Miękki, puchaty i taki z łatką – najmilsza zabawka, najlepszy przyjaciel dzieci – pluszowy miś. Nie jest on zwykłą, pluszową zabawką. Taki miś, po to jest misiem, żeby było kogo tulić. Towarzyszy maluchom, wysłuchuje dziecięcych sekretów i pomaga w spokojnym śnie. Warto więc podkreślić znaczenie pluszowego misia w życiu każdego dziecka. Dzień Pluszowego Misia jest do tego idealną okazją. Tak więc 25 listopada był dniem, w którym misie, miśki i misiaczki przywędrowały z maluchami do naszego oddziału przedszkolnego. Uatrakcyjniły zajęcia, podczas których dzieci poznały dwie historie narodzin pluszowego misia, rozpoznawały misie – bohaterów bajek, nauczyły się „Misiowej piosenki”, rysowały misie według wzoru. Dowiedziały się również, że prawdziwego misia nazywamy niedźwiedziem. Można go zobaczyć w zoo. Nie jest tak słodki i milutki jak pluszak. Jest piękny, ale też niebezpieczny. Dzień wypełniony był przede wszystkim zabawami: „Urodzinowy tort”, „Karmienie misia”, „Misiowe tarapaty”, „Misiowe podpowiedzi”, „Żartobliwy quiz”, „Beczka”. „Niedźwiedzia łapa”, „Łapka w górę”, „Piękne imię”. Przedszkolaki kosztowały też niecodziennego przysmaku – miodu, żeby lepiej zrozumieć, dlaczego uwielbiają go niedźwiadki. Na koniec dnia chodziły jak misie tupiąc: tup, tup, tup… przy piosence „Miś Krzyś” i wykonywały taneczne ruchy. A potem były już tylko fotki.
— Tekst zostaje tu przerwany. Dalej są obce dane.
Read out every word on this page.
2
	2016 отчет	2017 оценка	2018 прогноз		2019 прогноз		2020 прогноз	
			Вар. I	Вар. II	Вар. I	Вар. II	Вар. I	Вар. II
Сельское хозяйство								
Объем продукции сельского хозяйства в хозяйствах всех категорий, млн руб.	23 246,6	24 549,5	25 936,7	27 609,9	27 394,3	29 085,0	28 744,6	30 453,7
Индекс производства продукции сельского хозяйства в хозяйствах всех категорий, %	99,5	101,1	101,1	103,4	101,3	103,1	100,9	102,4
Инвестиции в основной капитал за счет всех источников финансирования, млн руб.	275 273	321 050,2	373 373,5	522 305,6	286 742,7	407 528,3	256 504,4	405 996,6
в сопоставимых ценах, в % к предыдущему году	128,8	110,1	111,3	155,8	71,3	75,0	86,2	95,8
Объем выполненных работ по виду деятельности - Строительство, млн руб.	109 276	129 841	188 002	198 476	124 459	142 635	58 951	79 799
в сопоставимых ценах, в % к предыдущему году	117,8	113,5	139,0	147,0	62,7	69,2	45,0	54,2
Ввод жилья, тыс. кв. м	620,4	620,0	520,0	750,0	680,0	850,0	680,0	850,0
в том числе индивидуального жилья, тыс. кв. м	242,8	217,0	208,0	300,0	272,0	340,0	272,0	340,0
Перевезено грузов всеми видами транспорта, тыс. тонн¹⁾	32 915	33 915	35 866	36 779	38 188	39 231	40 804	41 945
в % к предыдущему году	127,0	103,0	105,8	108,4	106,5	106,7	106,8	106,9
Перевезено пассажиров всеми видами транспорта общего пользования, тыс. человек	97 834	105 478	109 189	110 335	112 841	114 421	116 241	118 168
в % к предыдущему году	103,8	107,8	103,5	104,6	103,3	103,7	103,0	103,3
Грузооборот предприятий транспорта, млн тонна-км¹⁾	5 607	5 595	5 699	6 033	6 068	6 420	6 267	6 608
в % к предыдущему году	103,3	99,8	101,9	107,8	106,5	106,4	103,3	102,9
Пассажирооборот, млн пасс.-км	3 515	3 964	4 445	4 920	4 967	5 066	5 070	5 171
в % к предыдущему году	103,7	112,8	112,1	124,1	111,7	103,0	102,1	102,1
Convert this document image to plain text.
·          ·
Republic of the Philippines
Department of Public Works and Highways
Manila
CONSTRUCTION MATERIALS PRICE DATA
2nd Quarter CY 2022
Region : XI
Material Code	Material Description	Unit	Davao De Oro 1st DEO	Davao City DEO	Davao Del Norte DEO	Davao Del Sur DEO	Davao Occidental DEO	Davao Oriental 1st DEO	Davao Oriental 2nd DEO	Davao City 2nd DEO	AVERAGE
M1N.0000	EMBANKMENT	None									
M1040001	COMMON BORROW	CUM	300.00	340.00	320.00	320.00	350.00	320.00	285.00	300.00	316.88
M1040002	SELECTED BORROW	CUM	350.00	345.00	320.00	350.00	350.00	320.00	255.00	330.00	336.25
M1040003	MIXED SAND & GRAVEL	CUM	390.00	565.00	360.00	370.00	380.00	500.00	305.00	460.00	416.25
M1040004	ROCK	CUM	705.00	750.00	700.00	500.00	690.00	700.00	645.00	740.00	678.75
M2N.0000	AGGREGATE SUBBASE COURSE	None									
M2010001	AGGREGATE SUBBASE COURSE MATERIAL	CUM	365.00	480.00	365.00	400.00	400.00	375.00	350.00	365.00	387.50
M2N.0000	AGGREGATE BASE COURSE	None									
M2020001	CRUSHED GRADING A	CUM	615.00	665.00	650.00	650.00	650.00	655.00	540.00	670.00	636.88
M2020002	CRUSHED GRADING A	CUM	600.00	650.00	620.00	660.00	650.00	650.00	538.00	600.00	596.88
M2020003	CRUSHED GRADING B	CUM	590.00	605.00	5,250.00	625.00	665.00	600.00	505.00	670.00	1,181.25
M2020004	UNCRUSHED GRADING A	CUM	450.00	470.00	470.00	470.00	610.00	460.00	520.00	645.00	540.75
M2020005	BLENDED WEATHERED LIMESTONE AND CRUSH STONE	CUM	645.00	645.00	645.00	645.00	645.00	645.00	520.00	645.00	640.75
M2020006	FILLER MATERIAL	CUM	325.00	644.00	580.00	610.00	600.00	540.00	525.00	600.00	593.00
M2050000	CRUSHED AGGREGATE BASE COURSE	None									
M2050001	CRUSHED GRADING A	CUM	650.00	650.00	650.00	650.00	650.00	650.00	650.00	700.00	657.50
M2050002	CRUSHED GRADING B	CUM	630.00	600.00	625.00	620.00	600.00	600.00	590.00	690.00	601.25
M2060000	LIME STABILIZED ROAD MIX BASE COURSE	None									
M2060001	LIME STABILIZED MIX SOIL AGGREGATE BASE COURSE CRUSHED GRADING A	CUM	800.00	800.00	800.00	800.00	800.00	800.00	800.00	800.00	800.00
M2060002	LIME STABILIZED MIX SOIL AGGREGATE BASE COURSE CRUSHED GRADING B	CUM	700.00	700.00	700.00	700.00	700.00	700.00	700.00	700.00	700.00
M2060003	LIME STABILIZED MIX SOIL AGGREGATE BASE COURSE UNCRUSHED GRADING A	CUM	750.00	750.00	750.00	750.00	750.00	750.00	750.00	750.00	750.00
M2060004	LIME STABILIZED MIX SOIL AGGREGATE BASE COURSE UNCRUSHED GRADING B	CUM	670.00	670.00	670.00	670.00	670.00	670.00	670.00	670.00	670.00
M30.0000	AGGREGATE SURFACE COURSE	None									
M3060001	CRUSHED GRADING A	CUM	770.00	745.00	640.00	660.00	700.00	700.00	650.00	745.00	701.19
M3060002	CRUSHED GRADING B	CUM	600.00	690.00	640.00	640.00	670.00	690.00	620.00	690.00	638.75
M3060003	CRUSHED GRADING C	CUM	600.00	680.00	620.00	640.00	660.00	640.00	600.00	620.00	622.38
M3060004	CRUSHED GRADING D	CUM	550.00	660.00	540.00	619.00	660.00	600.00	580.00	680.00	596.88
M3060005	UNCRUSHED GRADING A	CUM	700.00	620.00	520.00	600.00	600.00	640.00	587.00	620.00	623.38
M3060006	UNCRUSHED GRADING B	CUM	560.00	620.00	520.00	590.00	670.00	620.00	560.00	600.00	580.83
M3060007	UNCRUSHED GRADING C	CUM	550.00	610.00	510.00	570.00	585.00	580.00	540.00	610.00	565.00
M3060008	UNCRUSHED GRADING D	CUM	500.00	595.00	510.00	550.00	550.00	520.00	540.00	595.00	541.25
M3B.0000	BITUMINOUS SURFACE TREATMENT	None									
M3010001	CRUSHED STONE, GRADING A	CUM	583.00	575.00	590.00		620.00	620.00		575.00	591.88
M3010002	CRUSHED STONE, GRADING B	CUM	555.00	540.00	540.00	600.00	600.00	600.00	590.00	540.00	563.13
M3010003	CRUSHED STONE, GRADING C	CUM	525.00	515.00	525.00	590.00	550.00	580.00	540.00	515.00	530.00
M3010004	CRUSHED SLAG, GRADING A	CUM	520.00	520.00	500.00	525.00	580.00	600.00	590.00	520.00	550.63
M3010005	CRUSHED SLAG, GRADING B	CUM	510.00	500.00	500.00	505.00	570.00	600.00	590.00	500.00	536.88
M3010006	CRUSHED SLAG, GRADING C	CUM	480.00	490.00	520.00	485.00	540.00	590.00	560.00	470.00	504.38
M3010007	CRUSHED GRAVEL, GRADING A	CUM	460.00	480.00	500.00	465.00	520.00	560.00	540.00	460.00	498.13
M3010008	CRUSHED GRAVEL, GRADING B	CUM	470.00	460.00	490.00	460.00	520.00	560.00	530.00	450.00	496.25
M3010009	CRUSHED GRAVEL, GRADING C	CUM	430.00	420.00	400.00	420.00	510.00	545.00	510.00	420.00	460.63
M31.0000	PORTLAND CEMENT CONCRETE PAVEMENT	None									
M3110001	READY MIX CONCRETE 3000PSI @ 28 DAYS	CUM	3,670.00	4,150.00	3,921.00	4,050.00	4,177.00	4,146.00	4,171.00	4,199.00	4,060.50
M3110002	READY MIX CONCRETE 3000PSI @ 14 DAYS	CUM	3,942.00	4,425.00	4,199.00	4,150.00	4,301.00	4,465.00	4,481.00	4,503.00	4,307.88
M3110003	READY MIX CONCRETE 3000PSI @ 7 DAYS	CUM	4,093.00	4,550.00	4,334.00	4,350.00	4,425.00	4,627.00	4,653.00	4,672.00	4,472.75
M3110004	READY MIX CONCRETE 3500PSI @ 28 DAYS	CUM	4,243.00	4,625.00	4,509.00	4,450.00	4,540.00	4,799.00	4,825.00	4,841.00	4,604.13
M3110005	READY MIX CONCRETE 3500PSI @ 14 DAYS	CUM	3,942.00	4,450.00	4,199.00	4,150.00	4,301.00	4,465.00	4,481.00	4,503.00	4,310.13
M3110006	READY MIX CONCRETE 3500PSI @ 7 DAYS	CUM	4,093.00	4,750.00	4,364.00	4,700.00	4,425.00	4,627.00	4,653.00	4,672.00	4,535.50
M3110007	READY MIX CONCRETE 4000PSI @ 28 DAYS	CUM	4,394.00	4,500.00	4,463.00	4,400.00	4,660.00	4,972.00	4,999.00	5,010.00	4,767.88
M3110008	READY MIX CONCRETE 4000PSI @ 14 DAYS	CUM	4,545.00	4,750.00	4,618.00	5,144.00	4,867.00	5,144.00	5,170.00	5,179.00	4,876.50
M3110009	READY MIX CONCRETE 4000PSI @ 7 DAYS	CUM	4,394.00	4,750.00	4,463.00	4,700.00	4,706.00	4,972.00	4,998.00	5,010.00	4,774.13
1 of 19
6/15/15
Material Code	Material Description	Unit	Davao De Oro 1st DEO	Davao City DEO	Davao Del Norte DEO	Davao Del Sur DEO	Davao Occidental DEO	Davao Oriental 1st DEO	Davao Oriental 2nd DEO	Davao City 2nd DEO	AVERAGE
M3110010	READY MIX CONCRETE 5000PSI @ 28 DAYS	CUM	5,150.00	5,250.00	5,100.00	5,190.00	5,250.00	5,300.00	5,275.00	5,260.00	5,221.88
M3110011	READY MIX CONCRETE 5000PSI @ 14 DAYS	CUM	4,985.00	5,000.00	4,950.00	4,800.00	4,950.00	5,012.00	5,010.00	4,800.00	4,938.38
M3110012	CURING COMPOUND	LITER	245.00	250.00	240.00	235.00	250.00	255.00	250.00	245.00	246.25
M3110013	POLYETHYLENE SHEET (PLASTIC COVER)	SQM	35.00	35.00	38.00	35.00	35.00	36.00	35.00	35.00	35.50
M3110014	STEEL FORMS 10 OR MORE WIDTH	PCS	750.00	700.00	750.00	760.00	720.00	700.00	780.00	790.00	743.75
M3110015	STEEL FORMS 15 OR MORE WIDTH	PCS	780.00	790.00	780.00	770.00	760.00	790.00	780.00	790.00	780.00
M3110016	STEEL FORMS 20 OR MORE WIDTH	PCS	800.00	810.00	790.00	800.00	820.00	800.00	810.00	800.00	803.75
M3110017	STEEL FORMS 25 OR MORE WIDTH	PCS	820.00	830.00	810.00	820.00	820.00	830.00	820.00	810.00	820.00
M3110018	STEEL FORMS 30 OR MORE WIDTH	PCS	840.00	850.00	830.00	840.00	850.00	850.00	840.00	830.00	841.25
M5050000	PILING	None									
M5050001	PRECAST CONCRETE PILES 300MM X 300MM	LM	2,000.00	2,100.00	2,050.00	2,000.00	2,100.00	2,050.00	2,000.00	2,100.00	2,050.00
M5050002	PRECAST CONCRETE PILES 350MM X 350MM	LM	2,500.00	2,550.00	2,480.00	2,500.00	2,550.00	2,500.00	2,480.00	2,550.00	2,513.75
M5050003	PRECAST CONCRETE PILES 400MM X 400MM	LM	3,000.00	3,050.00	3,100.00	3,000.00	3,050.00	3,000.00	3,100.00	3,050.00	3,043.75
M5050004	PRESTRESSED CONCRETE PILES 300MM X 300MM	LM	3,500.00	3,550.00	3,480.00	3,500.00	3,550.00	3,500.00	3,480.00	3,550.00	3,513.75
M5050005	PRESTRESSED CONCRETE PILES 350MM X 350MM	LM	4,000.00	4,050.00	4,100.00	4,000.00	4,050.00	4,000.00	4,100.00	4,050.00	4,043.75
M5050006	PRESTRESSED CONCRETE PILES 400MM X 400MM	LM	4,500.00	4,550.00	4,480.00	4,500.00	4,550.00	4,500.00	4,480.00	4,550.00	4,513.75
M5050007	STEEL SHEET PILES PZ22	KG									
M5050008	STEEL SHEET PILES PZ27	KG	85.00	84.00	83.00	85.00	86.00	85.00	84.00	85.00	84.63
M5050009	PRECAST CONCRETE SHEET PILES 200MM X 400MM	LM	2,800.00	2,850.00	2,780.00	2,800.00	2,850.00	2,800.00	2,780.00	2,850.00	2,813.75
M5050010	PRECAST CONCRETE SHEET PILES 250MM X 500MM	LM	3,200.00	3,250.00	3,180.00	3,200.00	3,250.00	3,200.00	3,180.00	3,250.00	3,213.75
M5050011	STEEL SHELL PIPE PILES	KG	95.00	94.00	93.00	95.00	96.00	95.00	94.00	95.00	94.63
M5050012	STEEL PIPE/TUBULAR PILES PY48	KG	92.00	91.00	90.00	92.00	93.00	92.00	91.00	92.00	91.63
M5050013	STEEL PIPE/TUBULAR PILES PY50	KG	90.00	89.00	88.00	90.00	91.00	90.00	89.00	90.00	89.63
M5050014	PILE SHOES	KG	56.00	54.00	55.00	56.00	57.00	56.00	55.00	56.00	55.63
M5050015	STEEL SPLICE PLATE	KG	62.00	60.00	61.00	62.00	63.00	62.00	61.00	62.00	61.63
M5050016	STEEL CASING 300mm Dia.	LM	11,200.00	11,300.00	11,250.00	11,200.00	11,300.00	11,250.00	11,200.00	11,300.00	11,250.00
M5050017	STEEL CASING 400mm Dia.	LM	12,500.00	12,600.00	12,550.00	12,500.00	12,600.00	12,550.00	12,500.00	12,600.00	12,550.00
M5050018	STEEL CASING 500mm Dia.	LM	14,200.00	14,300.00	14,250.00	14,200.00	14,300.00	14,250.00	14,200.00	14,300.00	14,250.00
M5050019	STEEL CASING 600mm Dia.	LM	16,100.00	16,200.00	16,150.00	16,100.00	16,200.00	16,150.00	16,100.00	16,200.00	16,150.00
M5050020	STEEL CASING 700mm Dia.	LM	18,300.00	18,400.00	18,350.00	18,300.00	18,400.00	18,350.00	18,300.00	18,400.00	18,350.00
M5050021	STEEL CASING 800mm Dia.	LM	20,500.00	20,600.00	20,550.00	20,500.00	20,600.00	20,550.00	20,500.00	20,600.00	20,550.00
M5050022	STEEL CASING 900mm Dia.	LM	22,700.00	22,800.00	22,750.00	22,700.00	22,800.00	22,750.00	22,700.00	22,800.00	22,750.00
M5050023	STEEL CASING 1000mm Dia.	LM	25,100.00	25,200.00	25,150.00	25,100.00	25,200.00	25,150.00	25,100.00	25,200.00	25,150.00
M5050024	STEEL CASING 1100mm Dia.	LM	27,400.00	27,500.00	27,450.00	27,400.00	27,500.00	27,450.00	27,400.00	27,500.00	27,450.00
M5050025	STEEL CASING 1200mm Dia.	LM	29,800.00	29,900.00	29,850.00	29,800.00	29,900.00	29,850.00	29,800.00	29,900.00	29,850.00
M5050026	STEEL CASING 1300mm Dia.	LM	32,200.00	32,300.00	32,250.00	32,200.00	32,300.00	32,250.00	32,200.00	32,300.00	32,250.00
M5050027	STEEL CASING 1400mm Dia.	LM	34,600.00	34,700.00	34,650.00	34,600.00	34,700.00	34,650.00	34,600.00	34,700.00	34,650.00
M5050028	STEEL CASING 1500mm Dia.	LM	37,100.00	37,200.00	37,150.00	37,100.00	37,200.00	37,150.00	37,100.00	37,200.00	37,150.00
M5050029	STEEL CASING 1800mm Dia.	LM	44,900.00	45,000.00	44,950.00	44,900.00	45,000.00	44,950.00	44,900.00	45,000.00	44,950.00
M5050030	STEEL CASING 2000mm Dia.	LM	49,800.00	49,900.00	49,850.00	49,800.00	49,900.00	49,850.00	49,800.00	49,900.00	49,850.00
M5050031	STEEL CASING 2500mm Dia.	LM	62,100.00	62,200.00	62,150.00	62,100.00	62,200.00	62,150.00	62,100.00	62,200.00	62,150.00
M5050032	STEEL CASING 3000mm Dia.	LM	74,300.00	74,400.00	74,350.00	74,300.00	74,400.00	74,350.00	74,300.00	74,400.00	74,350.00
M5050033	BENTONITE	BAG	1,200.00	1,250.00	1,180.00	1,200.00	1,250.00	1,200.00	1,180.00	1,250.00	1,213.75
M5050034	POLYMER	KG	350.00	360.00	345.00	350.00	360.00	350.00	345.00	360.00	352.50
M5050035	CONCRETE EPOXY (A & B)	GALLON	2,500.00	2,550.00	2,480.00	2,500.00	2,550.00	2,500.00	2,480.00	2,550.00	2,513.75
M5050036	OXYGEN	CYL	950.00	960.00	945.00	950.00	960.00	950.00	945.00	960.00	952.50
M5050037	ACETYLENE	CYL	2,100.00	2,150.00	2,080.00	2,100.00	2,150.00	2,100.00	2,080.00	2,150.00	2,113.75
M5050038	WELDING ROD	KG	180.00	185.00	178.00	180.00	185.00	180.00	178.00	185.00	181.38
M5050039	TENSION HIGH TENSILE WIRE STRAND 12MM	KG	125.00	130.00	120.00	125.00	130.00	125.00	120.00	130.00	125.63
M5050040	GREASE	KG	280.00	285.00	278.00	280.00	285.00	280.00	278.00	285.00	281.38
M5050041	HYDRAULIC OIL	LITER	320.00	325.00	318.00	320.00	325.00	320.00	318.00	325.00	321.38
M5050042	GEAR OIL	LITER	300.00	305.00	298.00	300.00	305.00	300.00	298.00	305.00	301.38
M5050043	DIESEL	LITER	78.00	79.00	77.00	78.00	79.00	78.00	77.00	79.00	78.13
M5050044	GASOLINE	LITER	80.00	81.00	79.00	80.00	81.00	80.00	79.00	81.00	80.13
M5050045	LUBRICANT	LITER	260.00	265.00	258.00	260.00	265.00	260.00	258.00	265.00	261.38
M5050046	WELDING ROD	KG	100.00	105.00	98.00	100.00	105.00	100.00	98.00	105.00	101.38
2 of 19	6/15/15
Wiadomo – z ukochanym pluszowym misiem.
Przedszkolny dzień potwierdził, że wszystkie dzieci są misiowymi fanami, a zabawa z pluszakami to zawsze niezapomniana frajda. Górą miś! I ten mały i ten duży, nie od dziś.
Więcej „NASZE MISIE, MIŚKI, MISIACZKI”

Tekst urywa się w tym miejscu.